Side effects of this have been minimal compared to the summer chemotherapy, but it comes with risks and does discombobulate me physically and emotionally(fatigue). I have compared the after effects to being hormonal. I cry easily right after a treatment. If someone looks at me kindly or does an act of kindness I cry. A few weeks ago I tripped over a shoe and wanted to hurl it against a wall. I hope no one flips me off when I'm driving. They don't say anything about being emotional in the literature. After losing a step father, sister, and two dogs within a six month period of time I stopped crying.

Is Herceptin alone to blame, or am I starting to feel again?

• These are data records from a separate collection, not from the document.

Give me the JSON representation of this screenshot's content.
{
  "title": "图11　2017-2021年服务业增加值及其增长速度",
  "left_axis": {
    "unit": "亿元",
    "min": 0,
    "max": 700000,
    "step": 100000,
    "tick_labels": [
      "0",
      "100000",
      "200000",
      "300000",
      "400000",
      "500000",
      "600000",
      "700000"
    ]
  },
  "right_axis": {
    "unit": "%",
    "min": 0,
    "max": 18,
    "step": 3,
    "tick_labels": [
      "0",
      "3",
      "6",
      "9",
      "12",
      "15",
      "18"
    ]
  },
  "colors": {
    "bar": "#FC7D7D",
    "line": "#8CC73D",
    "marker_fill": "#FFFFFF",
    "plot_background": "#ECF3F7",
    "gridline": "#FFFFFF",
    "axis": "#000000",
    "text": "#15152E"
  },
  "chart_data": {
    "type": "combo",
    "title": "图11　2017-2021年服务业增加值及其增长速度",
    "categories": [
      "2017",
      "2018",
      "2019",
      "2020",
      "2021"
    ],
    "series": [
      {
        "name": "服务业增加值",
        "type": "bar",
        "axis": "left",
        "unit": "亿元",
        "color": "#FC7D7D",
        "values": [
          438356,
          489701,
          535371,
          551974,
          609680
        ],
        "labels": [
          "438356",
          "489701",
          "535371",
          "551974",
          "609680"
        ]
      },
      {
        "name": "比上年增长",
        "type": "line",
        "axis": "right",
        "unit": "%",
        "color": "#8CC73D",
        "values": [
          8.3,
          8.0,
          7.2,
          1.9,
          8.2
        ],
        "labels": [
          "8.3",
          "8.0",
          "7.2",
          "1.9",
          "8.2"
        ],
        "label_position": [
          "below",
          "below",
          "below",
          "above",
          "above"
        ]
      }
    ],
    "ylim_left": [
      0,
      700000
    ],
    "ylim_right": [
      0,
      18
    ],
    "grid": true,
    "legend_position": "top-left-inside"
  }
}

Make Pink Tough and Expect Great Things

1 comment:

  1. Good Morning Leah,
    Good gosh I am 53 years old.I cry one minute and could rip a huge tree from its roots and hurl it the next. Jeff has threatened to move to the other house. Menopause. Mood swings. I can only imagine if I were taking Herpecin. Again,I say over and over you are an incredible woman. The power and strength to hold it all together. The physical energy you have, (I watch you walk down the hall with gusto), but more so to keep the emotional part of this unplanned scary journey in check. Leah of all the women I know you have my permission to cry any time you want to, to hurl a shoe (except at Paul) or rip a tree from its roots. Come to the portable to scream or cry if you need a place during the school day......we understand. WE love you. We love Paul for his patience and enduring love and caring for you. You are powerful! You are Pink tough!